How to re-order levels of a categorical variable (turn OFF alphabetic ordering??)

Hi-

I am looking to re-order a categorical variable. I have the dataframe ordered the way that I want,

Aminoacid_data <- read_csv("~/Desktop/Aminoacid_data.csv")

in this dataset, there is a categorical variable called "Species" and I viewed the labels in the correct order here:

Aminoacid_data$Species

[1] "At" "At" "At" "At" "At" "At" "At" "At" "At" "At" "At" "At" "At" "At" "At" "At" "At" "At" "Ns" "Ns" "Ns"
[22] "Ns" "Ns" "Ns" "Ns" "Ns" "Ns" "Ns" "Ns" "Ns" "Ns" "Ns" "Ns" "Ns" "Ns" "Ns" "Mc" "Mc" "Mc" "Mc" "Mc" "Mc"
[43] "Mc" "Mc" "Mc" "Mc" "Mc" "Mc" "Mc" "Mc" "Mc" "Mc" "Mc" "Mc" "Lj" "Lj" "Lj" "Lj" "Lj" "Lj" "Lj" "Lj" "Lj"
[64] "Lj" "Lj" "Lj" "Lj" "Lj" "Lj" "Lj" "Lj" "Lj" "Ps" "Ps" "Ps" "Ps" "Ps" "Ps" "Ps" "Ps" "Ps" "Ps" "Ps" "Ps"
[85] "Ps" "Ps" "Ps" "Ps" "Ps" "Ps"

OK the levels go in the order of At, Ns, Mc, Lj, Ps

So I next make a summary of the mean and SD of each group so that I can plot them, using this code:

AA_summary <- Aminoacid_data %>% 
  group_by(Species, Genotype, Timepoint) %>%  
  summarise(mean_Asn=mean(Asn), mean_Ile=mean(Ile), mean_Total=mean(Total_amino_acids), sd_Asn=sd(Asn), sd_Ile=sd(Ile), sd_Total=sd(Total_amino_acids))

I then check the order of the levels:

AA_summary$Species

AA_summary$Species
[1] At At At At At At Lj Lj Lj Lj Lj Lj Mc Mc Mc Mc Mc Mc Ns Ns Ns Ns Ns Ns Ps Ps Ps Ps Ps Ps

THE ORDER OF THE LEVELS CHANGED GRRRR

So I tried re-ordering the levels:

AA_summary$Species <- factor(AA_summary$Species, levels=c("At", "Ns", "Mc", "Lj", "Ps"))

and I checked the order again but still got the output above, with the levels in this order:

At, Lj, Mc, Ns, Ps

It looks like the levels are in alphabetical order..... is there some way to turn this off??

Thanks,

Erik

In the tidyverse, you can use fct_relevel from the forcats package to reorder factor levels however you like.

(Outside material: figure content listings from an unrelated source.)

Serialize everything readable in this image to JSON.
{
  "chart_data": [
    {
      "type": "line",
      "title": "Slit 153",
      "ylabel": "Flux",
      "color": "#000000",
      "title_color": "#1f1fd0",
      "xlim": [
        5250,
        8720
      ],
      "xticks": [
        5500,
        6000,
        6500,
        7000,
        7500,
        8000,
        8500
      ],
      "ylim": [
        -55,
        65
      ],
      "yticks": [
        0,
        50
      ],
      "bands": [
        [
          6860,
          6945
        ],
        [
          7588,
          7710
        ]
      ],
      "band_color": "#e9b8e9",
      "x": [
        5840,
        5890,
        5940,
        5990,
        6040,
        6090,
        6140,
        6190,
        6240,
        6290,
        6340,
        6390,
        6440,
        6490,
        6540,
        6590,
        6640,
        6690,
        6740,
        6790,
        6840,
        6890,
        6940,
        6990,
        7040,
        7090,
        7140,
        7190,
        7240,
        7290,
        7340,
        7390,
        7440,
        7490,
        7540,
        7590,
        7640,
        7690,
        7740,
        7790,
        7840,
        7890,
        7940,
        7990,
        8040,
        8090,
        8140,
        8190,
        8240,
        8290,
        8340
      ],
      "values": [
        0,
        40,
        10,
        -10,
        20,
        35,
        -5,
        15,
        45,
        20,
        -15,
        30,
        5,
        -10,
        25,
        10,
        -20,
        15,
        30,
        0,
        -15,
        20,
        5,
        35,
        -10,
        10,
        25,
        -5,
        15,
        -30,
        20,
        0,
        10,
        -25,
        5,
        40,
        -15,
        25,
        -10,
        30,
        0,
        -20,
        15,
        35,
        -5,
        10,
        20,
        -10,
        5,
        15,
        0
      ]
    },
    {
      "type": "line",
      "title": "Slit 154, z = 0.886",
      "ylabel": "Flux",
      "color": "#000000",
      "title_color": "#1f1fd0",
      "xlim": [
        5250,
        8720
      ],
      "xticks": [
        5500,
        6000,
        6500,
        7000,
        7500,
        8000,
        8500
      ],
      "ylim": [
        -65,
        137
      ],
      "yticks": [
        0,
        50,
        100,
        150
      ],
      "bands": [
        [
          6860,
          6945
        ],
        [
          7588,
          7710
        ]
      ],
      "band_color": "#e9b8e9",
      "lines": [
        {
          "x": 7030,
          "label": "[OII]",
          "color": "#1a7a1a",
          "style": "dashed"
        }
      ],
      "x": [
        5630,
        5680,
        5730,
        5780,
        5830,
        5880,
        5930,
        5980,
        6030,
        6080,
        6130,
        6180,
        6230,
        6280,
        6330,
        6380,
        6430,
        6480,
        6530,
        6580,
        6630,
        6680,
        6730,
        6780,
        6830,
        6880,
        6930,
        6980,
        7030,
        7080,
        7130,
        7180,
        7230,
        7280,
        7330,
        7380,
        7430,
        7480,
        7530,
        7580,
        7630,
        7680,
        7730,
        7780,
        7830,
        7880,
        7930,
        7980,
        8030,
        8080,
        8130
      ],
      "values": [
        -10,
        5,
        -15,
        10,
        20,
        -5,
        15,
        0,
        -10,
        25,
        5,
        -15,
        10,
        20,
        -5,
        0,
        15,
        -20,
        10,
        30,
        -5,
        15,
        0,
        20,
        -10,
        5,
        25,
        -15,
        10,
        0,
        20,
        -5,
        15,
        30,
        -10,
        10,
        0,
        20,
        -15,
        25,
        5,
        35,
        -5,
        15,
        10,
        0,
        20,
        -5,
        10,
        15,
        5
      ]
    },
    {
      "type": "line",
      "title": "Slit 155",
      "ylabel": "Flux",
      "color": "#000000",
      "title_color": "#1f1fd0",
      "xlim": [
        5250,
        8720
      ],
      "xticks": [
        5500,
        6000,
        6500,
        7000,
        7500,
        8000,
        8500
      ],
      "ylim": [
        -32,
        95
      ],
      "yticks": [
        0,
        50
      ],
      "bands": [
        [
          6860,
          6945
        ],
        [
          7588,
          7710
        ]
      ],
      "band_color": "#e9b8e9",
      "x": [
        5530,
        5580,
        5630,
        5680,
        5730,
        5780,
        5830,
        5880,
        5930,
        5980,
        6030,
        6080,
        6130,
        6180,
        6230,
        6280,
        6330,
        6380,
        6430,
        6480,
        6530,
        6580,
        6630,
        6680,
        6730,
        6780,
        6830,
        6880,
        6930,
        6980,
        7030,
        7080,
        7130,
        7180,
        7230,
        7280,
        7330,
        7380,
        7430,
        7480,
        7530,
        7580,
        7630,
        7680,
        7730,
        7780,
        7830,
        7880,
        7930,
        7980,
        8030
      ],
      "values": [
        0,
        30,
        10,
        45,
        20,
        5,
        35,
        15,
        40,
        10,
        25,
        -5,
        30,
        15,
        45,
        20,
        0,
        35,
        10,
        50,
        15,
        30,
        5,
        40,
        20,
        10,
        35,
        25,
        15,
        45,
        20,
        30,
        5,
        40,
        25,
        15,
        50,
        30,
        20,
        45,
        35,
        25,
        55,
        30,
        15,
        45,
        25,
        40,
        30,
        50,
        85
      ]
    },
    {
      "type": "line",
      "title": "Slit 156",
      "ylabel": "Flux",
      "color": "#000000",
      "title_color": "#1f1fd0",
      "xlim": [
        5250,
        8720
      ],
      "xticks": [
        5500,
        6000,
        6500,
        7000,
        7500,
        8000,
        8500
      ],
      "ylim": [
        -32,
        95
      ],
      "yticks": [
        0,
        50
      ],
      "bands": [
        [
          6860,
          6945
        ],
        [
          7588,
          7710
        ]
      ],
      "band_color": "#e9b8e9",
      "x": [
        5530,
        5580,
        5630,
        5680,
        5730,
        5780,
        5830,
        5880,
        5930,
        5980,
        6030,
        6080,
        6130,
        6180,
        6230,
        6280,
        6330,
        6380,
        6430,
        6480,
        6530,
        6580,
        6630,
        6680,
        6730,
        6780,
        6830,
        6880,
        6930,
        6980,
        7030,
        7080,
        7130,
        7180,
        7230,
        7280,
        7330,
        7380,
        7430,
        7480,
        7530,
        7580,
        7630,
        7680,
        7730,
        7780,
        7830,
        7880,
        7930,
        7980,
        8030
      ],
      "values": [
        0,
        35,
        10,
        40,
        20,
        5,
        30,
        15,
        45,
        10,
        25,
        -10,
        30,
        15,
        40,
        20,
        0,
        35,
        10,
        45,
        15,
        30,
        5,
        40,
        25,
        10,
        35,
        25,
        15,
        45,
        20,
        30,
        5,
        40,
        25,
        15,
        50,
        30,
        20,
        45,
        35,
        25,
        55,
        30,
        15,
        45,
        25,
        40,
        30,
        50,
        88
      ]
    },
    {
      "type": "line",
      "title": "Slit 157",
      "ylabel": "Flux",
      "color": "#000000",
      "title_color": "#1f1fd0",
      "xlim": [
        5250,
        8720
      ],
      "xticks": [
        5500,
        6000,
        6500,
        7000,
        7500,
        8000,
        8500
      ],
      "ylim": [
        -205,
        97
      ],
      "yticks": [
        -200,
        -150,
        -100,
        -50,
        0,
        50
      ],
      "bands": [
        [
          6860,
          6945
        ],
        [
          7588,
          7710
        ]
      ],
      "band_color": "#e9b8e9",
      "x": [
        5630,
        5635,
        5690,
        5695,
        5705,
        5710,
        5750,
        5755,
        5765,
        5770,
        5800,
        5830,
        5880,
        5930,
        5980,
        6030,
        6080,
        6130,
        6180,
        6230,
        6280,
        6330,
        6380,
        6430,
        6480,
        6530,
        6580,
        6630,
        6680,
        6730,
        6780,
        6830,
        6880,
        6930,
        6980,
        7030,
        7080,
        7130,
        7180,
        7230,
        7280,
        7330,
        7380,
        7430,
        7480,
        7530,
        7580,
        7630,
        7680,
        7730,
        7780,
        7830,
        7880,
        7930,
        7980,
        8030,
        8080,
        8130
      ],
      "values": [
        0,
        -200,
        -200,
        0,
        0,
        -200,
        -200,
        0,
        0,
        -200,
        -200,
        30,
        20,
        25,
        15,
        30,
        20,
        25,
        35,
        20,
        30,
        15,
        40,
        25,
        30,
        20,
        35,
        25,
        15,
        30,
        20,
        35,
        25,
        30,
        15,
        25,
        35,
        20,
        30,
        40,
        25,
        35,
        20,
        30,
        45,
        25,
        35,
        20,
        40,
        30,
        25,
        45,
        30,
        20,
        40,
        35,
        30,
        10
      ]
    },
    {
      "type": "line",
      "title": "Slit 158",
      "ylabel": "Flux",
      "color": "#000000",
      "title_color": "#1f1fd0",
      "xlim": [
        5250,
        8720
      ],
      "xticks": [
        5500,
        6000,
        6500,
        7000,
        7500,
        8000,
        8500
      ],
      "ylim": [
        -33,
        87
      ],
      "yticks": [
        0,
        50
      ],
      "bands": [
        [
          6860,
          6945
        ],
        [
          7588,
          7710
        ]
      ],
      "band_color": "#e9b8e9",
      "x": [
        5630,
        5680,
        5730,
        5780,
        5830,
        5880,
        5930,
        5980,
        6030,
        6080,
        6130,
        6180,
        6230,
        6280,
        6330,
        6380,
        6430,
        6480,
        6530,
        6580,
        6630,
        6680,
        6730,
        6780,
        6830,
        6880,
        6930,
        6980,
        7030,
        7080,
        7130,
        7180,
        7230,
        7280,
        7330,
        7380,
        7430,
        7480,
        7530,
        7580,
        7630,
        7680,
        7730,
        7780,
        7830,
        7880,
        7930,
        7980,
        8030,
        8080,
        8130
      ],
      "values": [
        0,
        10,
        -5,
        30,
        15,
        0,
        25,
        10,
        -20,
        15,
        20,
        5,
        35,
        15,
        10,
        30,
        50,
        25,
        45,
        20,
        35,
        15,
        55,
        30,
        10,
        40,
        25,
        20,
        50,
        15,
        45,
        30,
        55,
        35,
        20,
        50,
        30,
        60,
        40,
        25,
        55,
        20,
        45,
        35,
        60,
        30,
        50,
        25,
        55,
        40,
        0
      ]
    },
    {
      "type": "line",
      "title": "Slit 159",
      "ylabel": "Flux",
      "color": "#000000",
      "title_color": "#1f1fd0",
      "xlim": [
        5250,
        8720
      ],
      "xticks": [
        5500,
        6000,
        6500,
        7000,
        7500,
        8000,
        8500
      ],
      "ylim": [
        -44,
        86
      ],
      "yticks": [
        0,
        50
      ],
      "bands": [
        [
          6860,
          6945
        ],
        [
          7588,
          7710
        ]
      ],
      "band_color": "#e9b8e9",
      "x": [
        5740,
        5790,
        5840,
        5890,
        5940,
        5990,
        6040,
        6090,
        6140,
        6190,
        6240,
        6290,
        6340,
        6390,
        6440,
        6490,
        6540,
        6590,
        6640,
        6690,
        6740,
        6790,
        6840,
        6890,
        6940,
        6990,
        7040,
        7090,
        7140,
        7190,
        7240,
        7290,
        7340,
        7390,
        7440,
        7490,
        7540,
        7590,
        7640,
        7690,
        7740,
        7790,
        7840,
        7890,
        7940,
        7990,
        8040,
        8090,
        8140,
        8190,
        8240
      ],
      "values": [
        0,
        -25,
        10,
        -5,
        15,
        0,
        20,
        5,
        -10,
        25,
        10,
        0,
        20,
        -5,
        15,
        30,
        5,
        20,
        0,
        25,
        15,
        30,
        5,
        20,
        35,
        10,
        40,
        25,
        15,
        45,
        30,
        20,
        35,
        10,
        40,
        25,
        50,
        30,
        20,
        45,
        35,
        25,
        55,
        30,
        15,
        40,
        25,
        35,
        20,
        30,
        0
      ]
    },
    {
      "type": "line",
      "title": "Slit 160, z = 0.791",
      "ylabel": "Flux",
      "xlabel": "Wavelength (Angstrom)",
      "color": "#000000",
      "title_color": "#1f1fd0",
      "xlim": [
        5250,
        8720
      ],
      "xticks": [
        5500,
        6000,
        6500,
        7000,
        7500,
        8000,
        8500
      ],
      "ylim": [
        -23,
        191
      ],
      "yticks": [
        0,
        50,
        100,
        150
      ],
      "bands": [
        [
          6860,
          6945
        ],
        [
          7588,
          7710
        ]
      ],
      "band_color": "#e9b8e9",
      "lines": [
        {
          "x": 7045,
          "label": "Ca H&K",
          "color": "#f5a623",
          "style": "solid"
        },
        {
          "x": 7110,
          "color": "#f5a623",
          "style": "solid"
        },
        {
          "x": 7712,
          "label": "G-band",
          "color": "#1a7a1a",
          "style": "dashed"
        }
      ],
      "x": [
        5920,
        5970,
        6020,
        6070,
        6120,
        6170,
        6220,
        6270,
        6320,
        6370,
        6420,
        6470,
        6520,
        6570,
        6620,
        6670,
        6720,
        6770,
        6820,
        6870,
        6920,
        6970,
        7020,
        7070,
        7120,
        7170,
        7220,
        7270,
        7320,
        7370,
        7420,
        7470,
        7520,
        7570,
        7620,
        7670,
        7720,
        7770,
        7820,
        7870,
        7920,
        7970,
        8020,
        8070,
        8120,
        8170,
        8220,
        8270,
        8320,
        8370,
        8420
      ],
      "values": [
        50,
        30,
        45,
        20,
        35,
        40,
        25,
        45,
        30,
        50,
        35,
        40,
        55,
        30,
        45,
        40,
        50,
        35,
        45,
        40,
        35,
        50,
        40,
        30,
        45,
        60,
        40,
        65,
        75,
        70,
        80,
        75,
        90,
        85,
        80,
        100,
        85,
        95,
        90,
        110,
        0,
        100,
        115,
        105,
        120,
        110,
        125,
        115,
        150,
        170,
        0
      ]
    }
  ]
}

See here for the help page.

1 Like

Running this code line-by-line, should provide you with some insight

set.seed(421267)
x <- sample(x = LETTERS[1:5], size = 20, replace = TRUE)
x
x <- factor(x)
x
factor(x, levels = rev(levels(x)))
factor(x, levels = c("A", "D", "E", "C", "B"))

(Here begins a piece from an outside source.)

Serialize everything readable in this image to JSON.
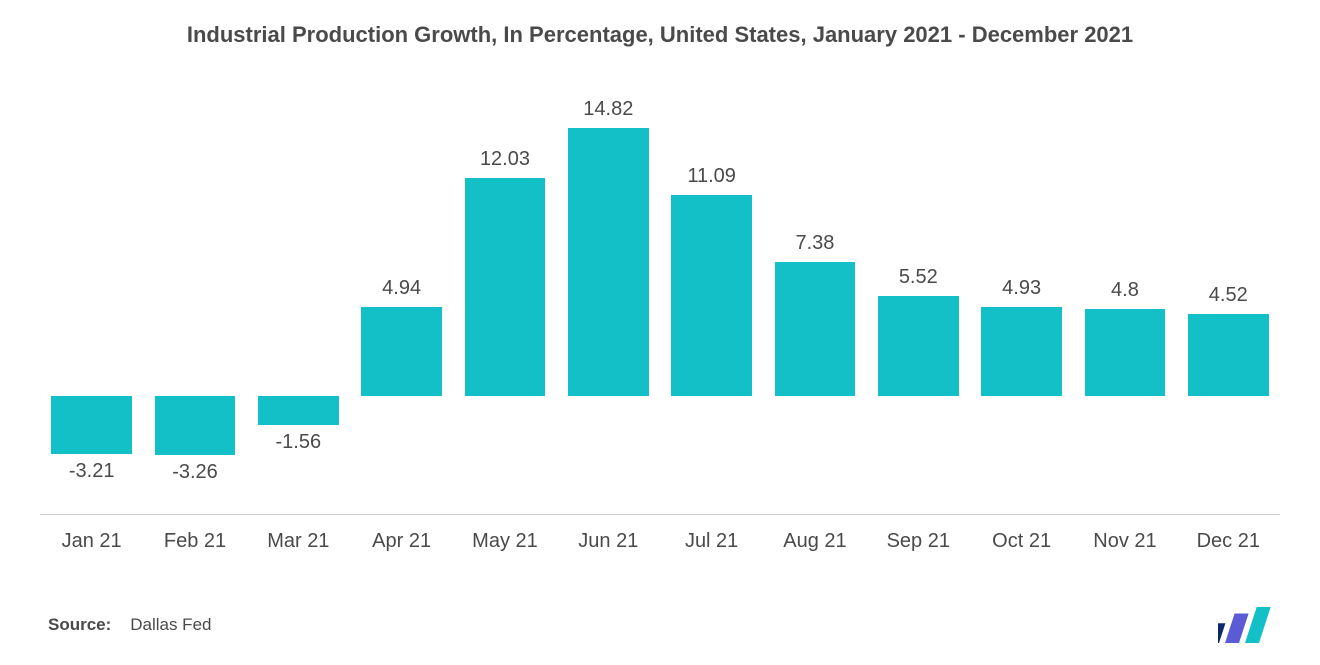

Hope it helps! :slightly_smiling_face:

> set.seed(421267)
> x <- sample(x = LETTERS[1:5], size = 20, replace = TRUE)
> x
 [1] "E" "D" "E" "A" "C" "A" "C" "A" "D" "A" "C" "B" "C" "C" "E" "E" "B" "B" "C" "A"
> x <- factor(x)
> x
 [1] E D E A C A C A D A C B C C E E B B C A
Levels: A B C D E
> factor(x, levels = rev(levels(x)))
 [1] E D E A C A C A D A C B C C E E B B C A
Levels: E D C B A
> factor(x, levels = c("A", "D", "E", "C", "B"))
 [1] E D E A C A C A D A C B C C E E B B C A
Levels: A D E C B

Thanks for the suggestion. However, I am still a bit confused as it looks like the levels haven't changed in order, if you look at the last three commands, the levels are supposed to be in different order, but they are actually not in the output? Or am I missing something?

Thanks,

Erik

The levels dictate the order, when plotting.

Example:

library("tidyverse")
set.seed(774724)
d <- tibble(label = sample(x = LETTERS[1:3], size = 20, replace = TRUE),
            value = rnorm(n = 20, mean = 10, sd = 2))

d %>% 
  mutate(label = factor(label, levels = c("A", "B", "C"))) %>% 
  ggplot(aes(x = label, y = value, colour = label)) + 
  geom_point()

d %>% 
  mutate(label = factor(label, levels = c("C", "B", "A"))) %>% 
  ggplot(aes(x = label, y = value, colour = label)) + 
  geom_point()

So set the order prior to plotting.

Hope it helps! :slightly_smiling_face:

Hi Leon-

Getting closer... Here is what I did, just as a test:

AA_summary %>% 
  mutate(Species = factor(Species, levels = c("At", "Ns", "Mc", "Lj", "Ps"))) %>% 
  ggplot(aes(x = Species, y = mean_Asn, colour = Genotype)) + 
  geom_point()

and I got this error message:

> AA_summary %>% 
+   mutate(Species = factor(Species, levels = c("At", "Ns", "Mc", "Lj", "Ps"))) %>% 
+   ggplot(aes(x = Species, y = mean_Asn, colour = Genotype)) + 
+   geom_point()
Error: Column `Species` can't be modified because it's a grouping variable

So when I calculated the mean and SD earlier, I did this code:

AA_summary <- Aminoacid_data %>% 
  group_by(Species, Genotype, Timepoint) %>%  
  summarise(mean_Asn=mean(Asn), mean_Ile=mean(Ile), mean_Total=mean(Total_amino_acids), sd_Asn=sd(Asn), sd_Ile=sd(Ile), sd_Total=sd(Total_amino_acids))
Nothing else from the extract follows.